Plagued by religious friction, violent fights and a belief, "the grass
is always greener,"my peripatetic parents dragged their five children in
search of the next good farm. From upstate New York to the Mississippi
Delta, to the hills of Ohio and West Virginia their dreams led us
forward to disillusion and defeat. I was the middle child, unwanted from
birth and over-looked while growing up. Though all five of us are
deeply scarred, sometimes being the least-loved can be your salvation.
The above is an example of a literary novel NOT written in present tense. Thank Goodness! :D
Question: I read a book this week where everything was written in the present tense? Is that right? I'm just asking because I never actually noticed one before.
Answer: Well it's not wrong, but.. Back in the dark ages, when I was in college and the NEW YORKER featured short stories by Famous Lights of the Literary World such as John Updike and J. D. Salinger, they almost always were written in present tense instead of past. They were copied right and left. It became a literary conceit among those who aspired to literary heights, to write in present tense and to do so, seemed to denote that one was an icon of Literature, with a capital L. Or aspired to be one.
But then other people, even writers of thrillers, began to use present tense and it became passe, rather than an earmark of the truly literary to use preseent tense for narrative. People like John Grisham and Lisa Scottoline wantered into the previously holy literary territory of present-tense fiction and wrote Whole Books in it, though that eventuality had been scoffed at as impossible by the originators of the trend.

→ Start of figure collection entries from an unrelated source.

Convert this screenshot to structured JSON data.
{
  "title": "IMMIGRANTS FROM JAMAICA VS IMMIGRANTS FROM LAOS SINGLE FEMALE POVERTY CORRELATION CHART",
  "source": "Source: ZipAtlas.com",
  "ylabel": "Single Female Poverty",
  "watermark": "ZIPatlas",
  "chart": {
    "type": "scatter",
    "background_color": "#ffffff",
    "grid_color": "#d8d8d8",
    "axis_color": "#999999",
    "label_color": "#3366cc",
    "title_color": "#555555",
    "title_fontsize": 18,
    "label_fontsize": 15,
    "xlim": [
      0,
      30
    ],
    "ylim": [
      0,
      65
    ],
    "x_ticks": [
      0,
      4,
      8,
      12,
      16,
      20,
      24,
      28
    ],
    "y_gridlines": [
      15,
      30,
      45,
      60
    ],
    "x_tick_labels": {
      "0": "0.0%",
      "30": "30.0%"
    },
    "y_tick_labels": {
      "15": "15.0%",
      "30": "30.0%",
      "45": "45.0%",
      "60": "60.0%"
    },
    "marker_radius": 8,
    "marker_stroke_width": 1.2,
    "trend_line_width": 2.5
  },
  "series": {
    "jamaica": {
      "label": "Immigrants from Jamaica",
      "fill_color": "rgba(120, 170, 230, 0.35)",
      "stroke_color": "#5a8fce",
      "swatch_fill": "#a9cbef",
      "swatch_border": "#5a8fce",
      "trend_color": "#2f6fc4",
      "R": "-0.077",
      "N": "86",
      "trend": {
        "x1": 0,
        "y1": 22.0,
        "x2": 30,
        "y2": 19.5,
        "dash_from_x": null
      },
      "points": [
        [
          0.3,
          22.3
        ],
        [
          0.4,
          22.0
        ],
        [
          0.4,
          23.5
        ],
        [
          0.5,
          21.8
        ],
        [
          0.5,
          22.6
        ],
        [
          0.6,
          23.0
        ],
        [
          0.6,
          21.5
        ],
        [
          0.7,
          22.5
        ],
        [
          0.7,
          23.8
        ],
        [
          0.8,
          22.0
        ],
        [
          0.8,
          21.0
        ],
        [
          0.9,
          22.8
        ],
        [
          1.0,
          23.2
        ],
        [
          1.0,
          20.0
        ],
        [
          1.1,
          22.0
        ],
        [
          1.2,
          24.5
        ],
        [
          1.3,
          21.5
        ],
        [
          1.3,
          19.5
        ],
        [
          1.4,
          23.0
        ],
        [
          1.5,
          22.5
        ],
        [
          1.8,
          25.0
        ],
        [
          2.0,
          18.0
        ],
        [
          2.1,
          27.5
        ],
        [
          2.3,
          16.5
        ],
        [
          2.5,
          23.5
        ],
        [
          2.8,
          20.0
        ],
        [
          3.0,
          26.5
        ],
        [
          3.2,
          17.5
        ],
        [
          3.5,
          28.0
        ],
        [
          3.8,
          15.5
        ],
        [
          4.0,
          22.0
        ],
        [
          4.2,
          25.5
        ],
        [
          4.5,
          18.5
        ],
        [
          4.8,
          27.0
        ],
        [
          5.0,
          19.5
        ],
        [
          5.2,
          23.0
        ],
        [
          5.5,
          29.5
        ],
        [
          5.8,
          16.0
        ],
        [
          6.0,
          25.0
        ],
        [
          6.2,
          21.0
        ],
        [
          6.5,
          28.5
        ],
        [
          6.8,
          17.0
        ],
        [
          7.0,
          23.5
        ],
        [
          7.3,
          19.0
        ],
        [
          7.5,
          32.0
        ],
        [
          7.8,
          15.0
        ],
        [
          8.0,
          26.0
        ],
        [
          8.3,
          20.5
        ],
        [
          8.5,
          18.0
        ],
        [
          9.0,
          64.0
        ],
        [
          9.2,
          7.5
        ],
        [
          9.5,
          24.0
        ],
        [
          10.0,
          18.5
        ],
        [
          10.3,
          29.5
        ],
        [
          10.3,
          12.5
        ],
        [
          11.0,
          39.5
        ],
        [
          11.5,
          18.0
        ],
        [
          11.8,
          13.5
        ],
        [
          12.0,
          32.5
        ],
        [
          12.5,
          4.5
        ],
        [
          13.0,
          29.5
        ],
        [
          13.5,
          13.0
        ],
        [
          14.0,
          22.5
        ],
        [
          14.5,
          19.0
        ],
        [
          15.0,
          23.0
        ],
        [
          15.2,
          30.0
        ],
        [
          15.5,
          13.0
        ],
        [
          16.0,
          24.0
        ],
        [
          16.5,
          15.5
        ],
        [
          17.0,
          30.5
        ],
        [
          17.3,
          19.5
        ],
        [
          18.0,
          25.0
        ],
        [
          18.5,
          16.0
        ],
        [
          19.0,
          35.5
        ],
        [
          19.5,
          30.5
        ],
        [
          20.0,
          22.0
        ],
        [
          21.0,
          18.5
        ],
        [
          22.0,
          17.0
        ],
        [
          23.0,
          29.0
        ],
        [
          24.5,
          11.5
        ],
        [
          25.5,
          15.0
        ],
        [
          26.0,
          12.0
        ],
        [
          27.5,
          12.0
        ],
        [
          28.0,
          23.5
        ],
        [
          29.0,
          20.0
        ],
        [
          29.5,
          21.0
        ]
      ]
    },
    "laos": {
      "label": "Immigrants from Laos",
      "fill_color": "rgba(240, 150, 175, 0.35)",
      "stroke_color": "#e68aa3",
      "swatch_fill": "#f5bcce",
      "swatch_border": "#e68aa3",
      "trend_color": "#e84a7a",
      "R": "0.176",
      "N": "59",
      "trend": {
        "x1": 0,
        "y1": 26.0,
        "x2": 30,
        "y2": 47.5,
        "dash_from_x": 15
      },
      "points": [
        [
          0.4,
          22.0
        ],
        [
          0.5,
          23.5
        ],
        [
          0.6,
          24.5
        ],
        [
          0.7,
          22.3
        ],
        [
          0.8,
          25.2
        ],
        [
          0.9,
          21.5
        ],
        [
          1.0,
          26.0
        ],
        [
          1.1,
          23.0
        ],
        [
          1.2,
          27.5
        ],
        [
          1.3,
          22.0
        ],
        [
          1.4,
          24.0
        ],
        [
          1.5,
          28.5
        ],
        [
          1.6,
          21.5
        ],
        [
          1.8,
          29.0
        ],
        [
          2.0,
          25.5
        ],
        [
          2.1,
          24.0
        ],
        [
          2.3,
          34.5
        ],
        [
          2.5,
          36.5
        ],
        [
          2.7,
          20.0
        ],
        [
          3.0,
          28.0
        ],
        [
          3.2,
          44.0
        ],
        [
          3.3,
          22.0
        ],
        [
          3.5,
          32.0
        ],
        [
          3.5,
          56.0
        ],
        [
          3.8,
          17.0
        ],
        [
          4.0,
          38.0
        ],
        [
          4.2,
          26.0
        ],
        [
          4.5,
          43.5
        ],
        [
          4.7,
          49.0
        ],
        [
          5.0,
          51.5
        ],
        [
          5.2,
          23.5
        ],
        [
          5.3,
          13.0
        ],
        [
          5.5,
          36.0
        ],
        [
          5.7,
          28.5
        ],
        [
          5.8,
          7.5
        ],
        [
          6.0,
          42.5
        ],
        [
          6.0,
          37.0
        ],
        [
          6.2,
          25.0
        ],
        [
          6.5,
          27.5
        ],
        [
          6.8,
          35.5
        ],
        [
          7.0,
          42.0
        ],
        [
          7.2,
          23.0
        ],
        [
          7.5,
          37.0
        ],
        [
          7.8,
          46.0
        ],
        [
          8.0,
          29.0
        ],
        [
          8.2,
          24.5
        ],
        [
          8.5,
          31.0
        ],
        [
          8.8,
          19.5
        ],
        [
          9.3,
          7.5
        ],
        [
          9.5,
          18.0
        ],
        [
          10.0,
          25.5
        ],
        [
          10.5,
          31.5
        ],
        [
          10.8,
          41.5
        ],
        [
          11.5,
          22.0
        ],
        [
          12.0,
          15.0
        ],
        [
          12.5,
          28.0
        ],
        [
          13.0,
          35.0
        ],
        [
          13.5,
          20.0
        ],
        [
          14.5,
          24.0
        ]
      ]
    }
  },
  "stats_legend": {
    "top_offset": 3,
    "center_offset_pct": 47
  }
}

As a writer and a publisher I deplore the practice of tense bending as I feel it makes the narrative too easily confused with the dialogue. Not to mention that almost everyone then uses plain past tense for flashback, which reads like regular narrative to every reader...and promotes time-confusion. In fact whenever I see a manuscript that begins:
Angela walks down the street, looking neither left nor right.
It makes me want to hit the return button -- that's yet another reason whey we select books by committee.
I am far too easily irritated.
In today's market, using present tense only serves to confuse people like you and me.
Usually, fiction is written in past tense, dialogue in present tense (because the people are speaking in present time of the story, even if it's historical fiction), and flashbacks in past perfect tense to distinguish them from the regular past tense of the story's narrative.
Present tense (used in experimental fiction):
I walk toward town. The distant buildings shimmer beneath the summer sun. "This is a hot day!" I say, though there is no one around to hear me.
Past tense, used in most fiction:
I walked toward town. The distant buildings shimmered beneath the summer sun. "This is a hot day!" I said, though there was no one around to hear me.
Past perfect tense, used in flashbacks:
I had been walking toward town. The distant buildings had shimmered beneath the summer sun. "This is a hot day!" I said, though no one had been around to hear me.
Okay the same nothing happens in all three, right. So is there a place for present tense???
Yes. Write your SYNOPSIS in present tense and then STOP. Don't play around with narrative tenses just to show off.